One year after an arson devastated the Chabad House at the University of Delaware, Shluchim Rabbi Avremel and Shulie Vogel, unveiled plans for a new home before a crowd of students and University officials.

By Mendel Super –

One year on, the horror and pain of losing their beloved Chabad House to arson has given way to hope and rebirth—just in time for Rosh Hashanah, the Jewish new year. For Rabbi Avremel and Shulie Vogel, the events of Aug. 25, 2020, when they looked on in disbelief at the charred remains of their Chabad center, will remain seared in their consciousness. But 12 months later, tiny green buds begin to poke their skinny heads out of the scorched earth.
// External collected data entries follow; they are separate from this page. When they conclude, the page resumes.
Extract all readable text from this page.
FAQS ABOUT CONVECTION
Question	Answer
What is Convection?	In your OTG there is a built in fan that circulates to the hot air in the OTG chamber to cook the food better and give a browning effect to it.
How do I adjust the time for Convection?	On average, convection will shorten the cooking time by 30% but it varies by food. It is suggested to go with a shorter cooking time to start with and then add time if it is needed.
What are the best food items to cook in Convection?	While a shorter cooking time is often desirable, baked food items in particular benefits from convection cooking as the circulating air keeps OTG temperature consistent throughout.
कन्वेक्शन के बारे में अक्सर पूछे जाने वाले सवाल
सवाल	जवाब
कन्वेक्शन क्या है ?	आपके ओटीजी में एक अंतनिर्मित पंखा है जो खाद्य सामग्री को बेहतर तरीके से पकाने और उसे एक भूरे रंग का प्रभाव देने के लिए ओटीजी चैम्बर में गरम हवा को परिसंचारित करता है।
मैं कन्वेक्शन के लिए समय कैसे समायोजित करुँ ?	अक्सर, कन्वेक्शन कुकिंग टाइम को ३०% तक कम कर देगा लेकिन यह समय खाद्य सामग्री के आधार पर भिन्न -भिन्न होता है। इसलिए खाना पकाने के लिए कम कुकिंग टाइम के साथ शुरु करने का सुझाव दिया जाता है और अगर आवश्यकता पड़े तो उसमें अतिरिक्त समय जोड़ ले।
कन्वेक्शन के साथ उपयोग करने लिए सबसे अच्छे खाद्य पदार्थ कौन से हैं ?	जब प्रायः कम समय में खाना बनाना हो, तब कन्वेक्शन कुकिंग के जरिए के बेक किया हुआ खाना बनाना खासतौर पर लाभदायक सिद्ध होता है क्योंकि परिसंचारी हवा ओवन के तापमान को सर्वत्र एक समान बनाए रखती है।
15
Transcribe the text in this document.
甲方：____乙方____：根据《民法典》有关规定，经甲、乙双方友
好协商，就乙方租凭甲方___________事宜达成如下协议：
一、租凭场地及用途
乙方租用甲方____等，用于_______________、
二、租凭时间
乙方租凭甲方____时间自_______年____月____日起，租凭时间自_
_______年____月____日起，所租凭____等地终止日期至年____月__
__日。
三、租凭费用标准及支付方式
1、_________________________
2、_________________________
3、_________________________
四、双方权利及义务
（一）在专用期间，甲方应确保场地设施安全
The forest is regenerating.

“One year ago, our world was turned upside down, falling victim to this act of hate right here at the University of Delaware,” Rabbi Avremel Vogel, co-director of Chabad UD recalled at a one-year commemoration gathering on Monday. “While we were always committed to rebuild, none of us could really see a clear path ahead of us. We had faith, we had resolve and we had conviction, but that was about it.”

With the Vogels’ faith, G‑d’s help, and a fundraiser launched by students and alumni, the dream of rebuilding began to materialize. After only two weeks, they had raised more than half-a-million dollars, with donations pouring in from friends, alumni and anonymous donors from around the world. $18,000 came from a television producer. An anonymous donor gave $10,000. In the months since, they’ve raised almost two-million of the estimated 3.5 million-dollar price tag of the new building.

“That unprecedented act has given way to an unprecedented wave of love and support,” Vogel told students, friends and City and University officials, as he unveiled the architectural blueprint for Chabad’s future home. “How the tide has turned. We have the wind in our sails and we’re off to the races!”

The new center will be the beating heart of Jewish life on campus, with a dedicated student lounge, a dining area, library, synagogue, mikvah and a commercial kitchen, nourishing students physically, spiritually and emotionally. The space will also house living quarters for the Vogel family in an upstairs apartment.

“The fire was not the end of the story, but rather it was the beginning of a great new chapter,” UD President Dennis Assanis reflected. “We turn adversity into opportunity. Thousands of Blue Hens and alumni here and around the world, no matter what their religious beliefs are, stood up and reached out to help rebuild.”

Triumphantly blowing the shofar, Vogel’s father, Rabbi Chuni Vogel, regional director of Chabad-Lubavitch of Delaware, expressed his hope for the future. “It is meaningful and appropriate that today, as we prepare for Rosh Hashanah, the New Year, we share the visions and the plans of a far better and stronger student center.”